Oleh : Amalia Putri Zahrani
Universitas Jember (UNEJ) merupakan salah satu perguruan tinggi negeri terbesar di Jawa Timur yang kini sedang menapaki babak baru dalam sejarah kelembagaannya. Rencana transformasi dari status Perguruan Tinggi Negeri Badan Layanan Umum (PTN BLU) menjadi Perguruan Tinggi Negeri Badan Hukum (PTN BH) tengah dipersiapkan secara bertahap. Secara normatif, status PTN BH diharapkan mampu mempercepat proses pengambilan keputusan, meningkatkan fleksibilitas dalam pengelolaan anggaran, serta memperluas kerja sama di tingkat nasional maupun internasional. Transformasi ini mendorong perguruan tinggi menjadi lebih otonom, adaptif, dan kompetitif. Namun demikian, langkah ini juga menimbulkan kekhawatiran di berbagai kalangan. Model PTN BH dinilai berpotensi membawa dampak komersialisasi pendidikan, di mana mahasiswa diposisikan sebagai konsumen dalam sistem pasar pendidikan. Dalam konteks Universitas Jember yang selama ini dikenal sebagai “kampus rakyat”, kekhawatiran ini menjadi sangat relevan dan patut menjadi perhatian publik.
Transformasi menjadi PTN BH memang memberi keleluasaan lebih bagi UNEJ dalam mengelola keuangan dan sumber daya. Kampus dapat mendirikan badan usaha, menetapkan tarif layanan, hingga merumuskan kebijakan akademik secara mandiri. Namun, otonomi ini bukan tanpa risiko. Pengalaman sejumlah PTN BH seperti Universitas Indonesia (UI), Institut Teknologi Bandung (ITB), dan Universitas Gadjah Mada (UGM) menunjukkan adanya peningkatan signifikan pada Uang Kuliah Tunggal (UKT). Fenomena ini menimbulkan kekhawatiran bahwa UNEJ dapat mengikuti jejak serupa.
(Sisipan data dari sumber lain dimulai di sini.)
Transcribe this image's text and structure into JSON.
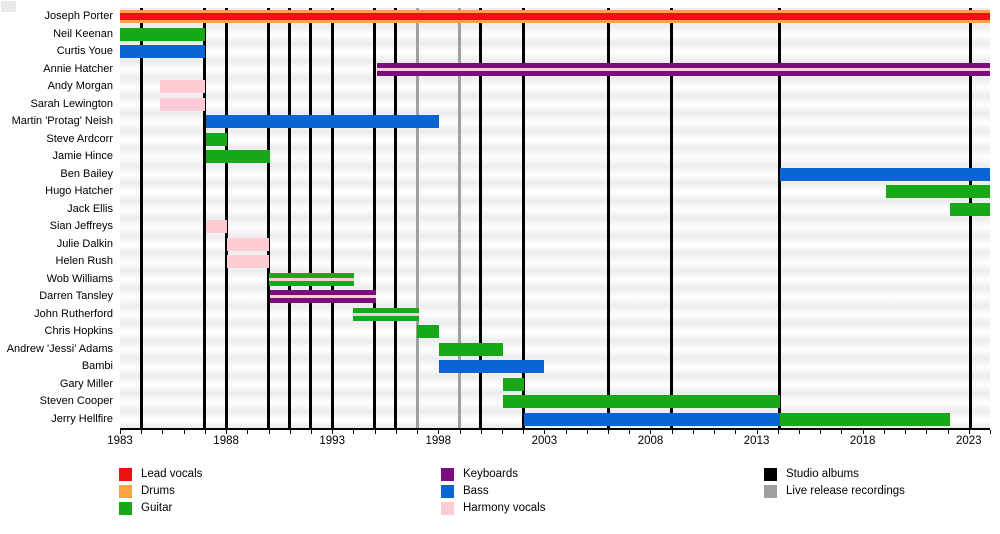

Jika biaya kuliah melonjak tajam, mahasiswa dari keluarga kurang mampu akan menjadi kelompok yang paling terdampak. Mereka bisa saja memilih untuk tidak melanjutkan pendidikan atau berpindah ke perguruan tinggi swasta yang lebih murah, namun belum tentu memiliki kualitas setara.
Ketimpangan akses pendidikan pun menjadi ancaman nyata. Keberadaan UNEJ sebagai perguruan tinggi negeri selama ini telah menjadi harapan besar bagi banyak keluarga di wilayah Jember dan sekitarnya, terutama dari kalangan menengah ke bawah. Jika status PTN BH justru membatasi akses masyarakat lokal karena tingginya biaya atau proses seleksi yang kian ketat, maka transformasi ini bisa dinilai gagal menjalankan amanat sosial kampus. Dalam kerangka itu, pendidikan berisiko dipandang sebagai komoditas, bukan lagi hak dasar warga negara. Negara secara perlahan menarik diri dari tanggung jawab utama dalam pembiayaan pendidikan, dan menyerahkannya kepada institusi yang harus beroperasi secara mandiri. Bila universitas dijalankan layaknya korporasi, maka logika pasar akan mendominasi kebijakan. Konsekuensinya, nilai-nilai keadilan sosial dan keberpihakan terhadap kelompok marginal dapat tersingkir dari prioritas lembaga pendidikan tinggi.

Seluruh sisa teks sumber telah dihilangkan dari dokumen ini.